Der häufigste Vertreter der Faser-Matrix-Halbzeuge im Flugzeugbau ist das thermoplastische Prepreg (preimpregnated fibers). Die Prepreg-Technologie zählt zwar zu den teuersten Verfahren, ermöglicht jedoch eine sehr hohe Qualität der Bauteile. Hierbei werden Endlosfasern mit Thermoplasten (zum Beispiel PEEK) imprägniert und unter Druck und Temperatur konsolidiert. Prepregs verfügen über eine hohe Festigkeit und Steifigkeit, sind ermüdungs- und verschleißbeständig, schwer entflammbar und unempfindlich gegenüber Umwelteinflüssen. Plattenförmige, thermoplastische Prepregs nennt man auch Organo Sheets (Organobleche). Sie bestehen aus Fasergeweben oder -gelegen.

Preforming: Vom Halbzeug zum fertigen Bauteil

Um aus den Composites fertige Bauteile herzustellen, durchlaufen sie komplexe Fertigungsprozesse, die meist speziell für diese Werkstoffe entwickelt wurden. Bei der automatisierten Herstellung werden High-Tech-Roboter eingesetzt, die in Kleinstarbeit die Kunststoffbahnen legen, zurechtschneiden, drapieren und zusammenfügen. Zum Aushärten werden teilweise Maschinen benötigt, die an riesige Backöfen erinnern.

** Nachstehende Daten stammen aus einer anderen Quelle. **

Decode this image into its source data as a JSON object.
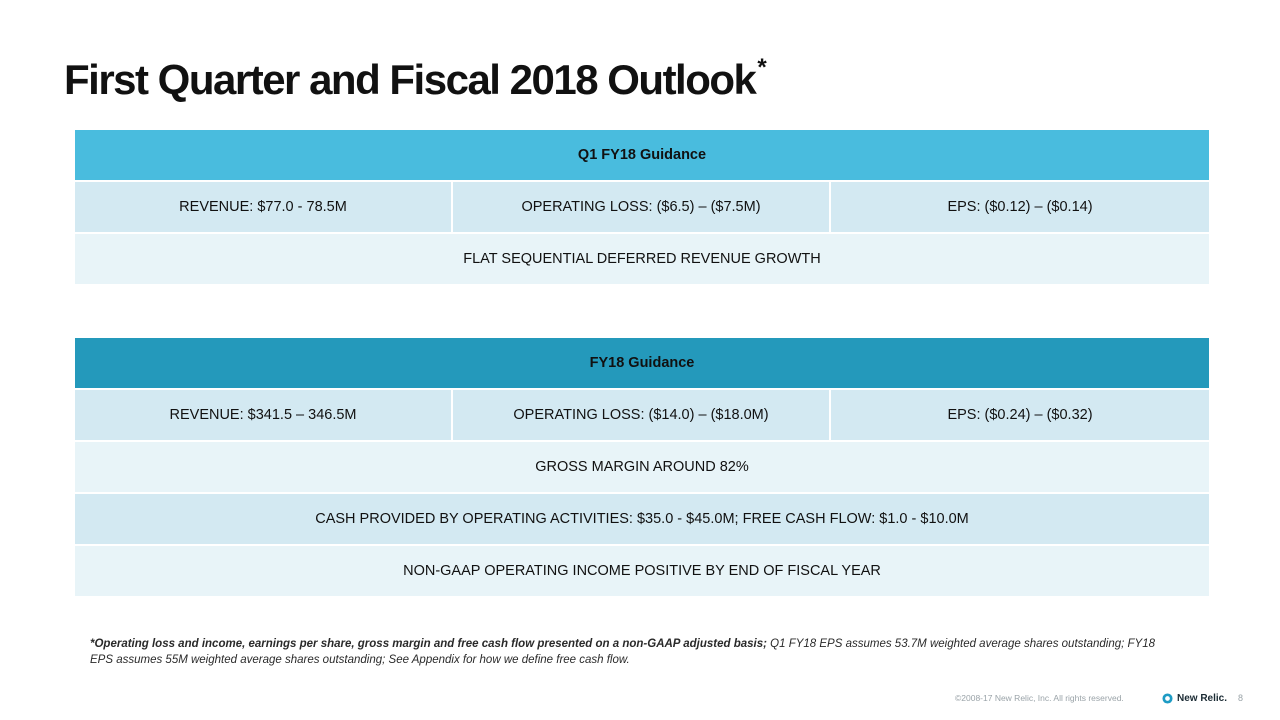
{
  "title": "First Quarter and Fiscal 2018 Outlook",
  "title_marker": "*",
  "q1": {
    "header": "Q1 FY18 Guidance",
    "revenue": "REVENUE: $77.0 - 78.5M",
    "operating_loss": "OPERATING LOSS: ($6.5) – ($7.5M)",
    "eps": "EPS: ($0.12) – ($0.14)",
    "deferred": "FLAT SEQUENTIAL DEFERRED REVENUE GROWTH"
  },
  "fy": {
    "header": "FY18 Guidance",
    "revenue": "REVENUE: $341.5 – 346.5M",
    "operating_loss": "OPERATING LOSS: ($14.0) – ($18.0M)",
    "eps": "EPS: ($0.24) – ($0.32)",
    "gross_margin": "GROSS MARGIN AROUND 82%",
    "cash": "CASH PROVIDED BY OPERATING ACTIVITIES: $35.0 - $45.0M; FREE CASH FLOW: $1.0 - $10.0M",
    "non_gaap": "NON-GAAP OPERATING INCOME POSITIVE BY END OF FISCAL YEAR"
  },
  "footnote": {
    "bold": "*Operating loss and income, earnings per share, gross margin and free cash flow presented on a non-GAAP adjusted basis;",
    "rest": " Q1 FY18 EPS assumes 53.7M weighted average shares outstanding; FY18 EPS assumes 55M weighted average shares outstanding; See Appendix for how we define free cash flow."
  },
  "footer": {
    "copyright": "©2008-17 New Relic, Inc. All rights reserved.",
    "logo_text": "New Relic.",
    "page_number": "8"
  },
  "colors": {
    "q1_header": "#49bcde",
    "fy_header": "#2499bb",
    "row_dark": "#d3e9f2",
    "row_light": "#e8f4f8"
  }
}
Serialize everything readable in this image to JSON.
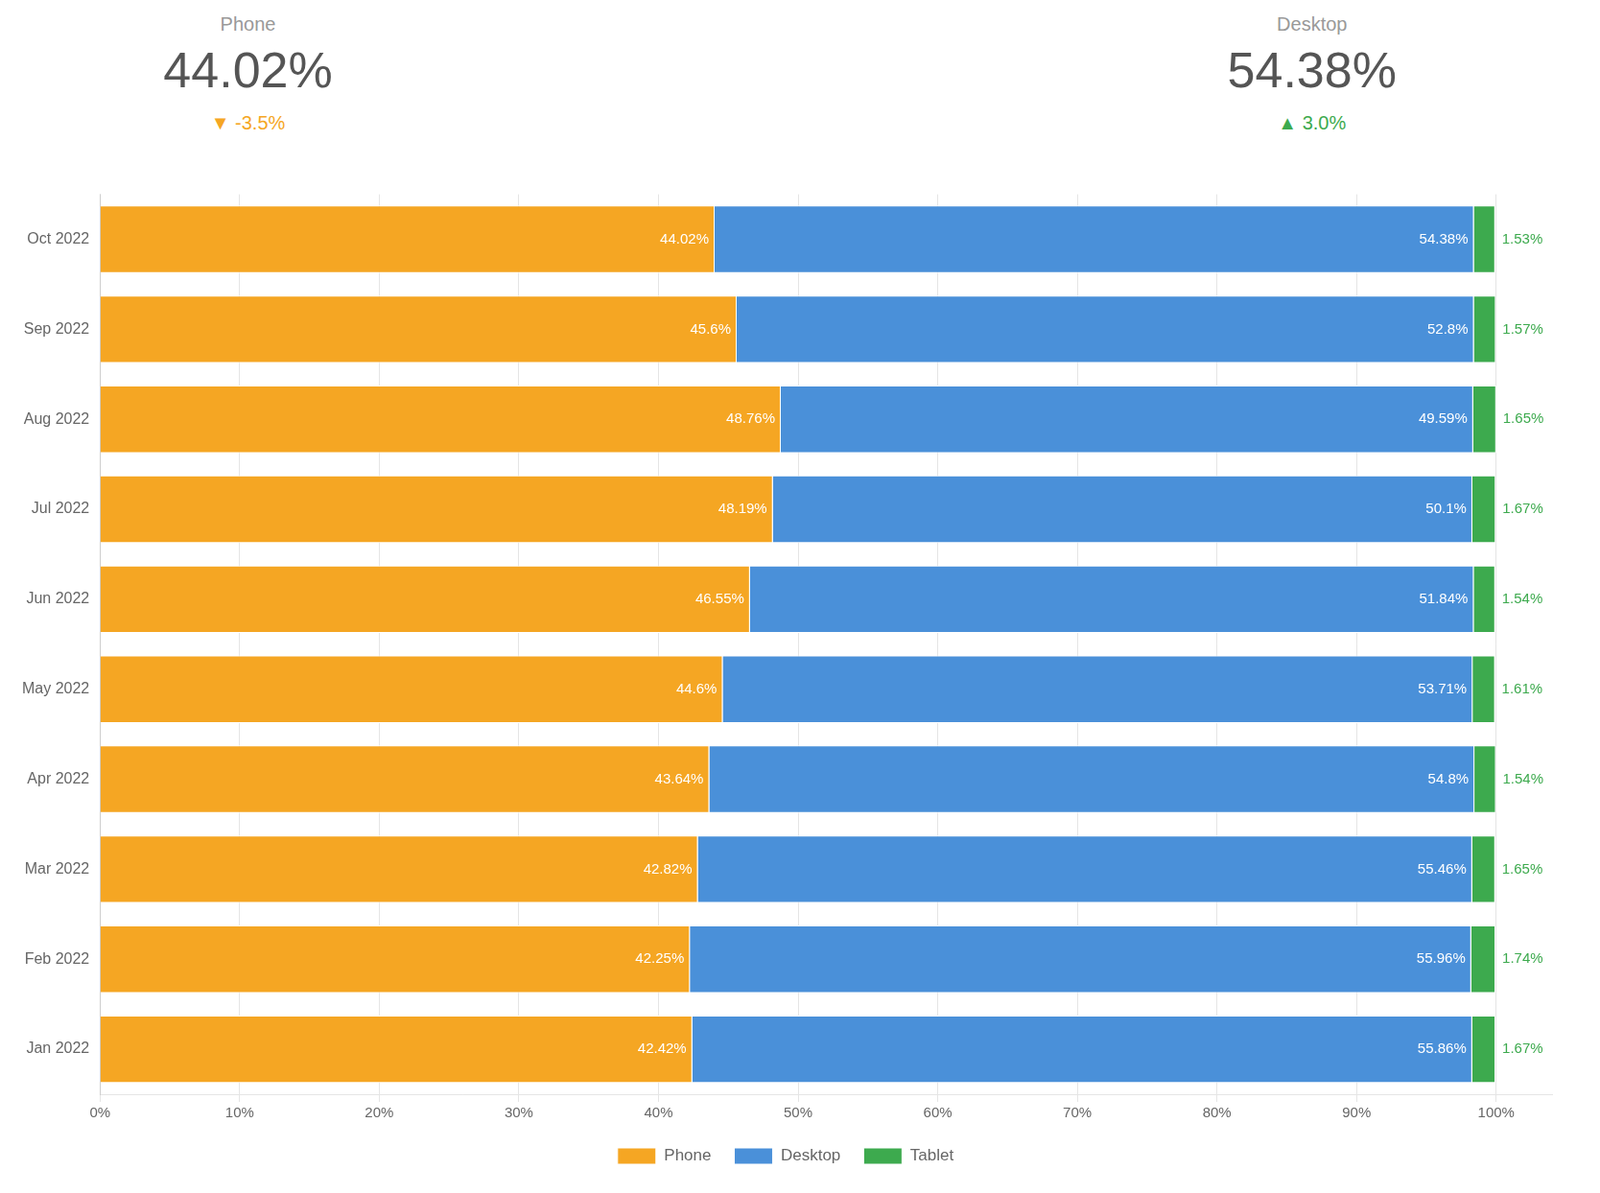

Beim Preforming werden Vorformlinge (Preforms) erstellt, die anschließend zum fertigen Bauteil aushärten. Die Faserhalbzeuge kommen der Form des Endproduktes schon sehr nahe und werden aus Gewebe, Gelege oder Matten gelegt. Anschließend werden sie zugeschnitten und miteinander verbunden. Beim Stacking werden die Lagen der gewünschten Struktur nach gestapelt.

Dieses Video zeigt den aufwändigen Herstellungsprozess eines Carbon-Bauteils:

Nach dem Preforming lassen sich die gewünschten Bauteile durch unterschiedliche Verfahren herstellen. Beim Autoklavverfahren nutzt man den Überdruck zum Aushärten des Materials. Beim Spritzpressen werden trockene Fasern mit Harz umspült und durch Wärme ausgehärtet. Auch Faserspritzen, Press- und Wickelverfahren kommen zum Einsatz. Moderne Hybrid-Molding-Verfahren verbinden sogar mehrere Schritte miteinander. Hier werden die Verbundhalbzeuge umgeformt, anschließend überspritzt und zum Schluss lackiert. Wir sind gespannt, wohin die Reise noch geht!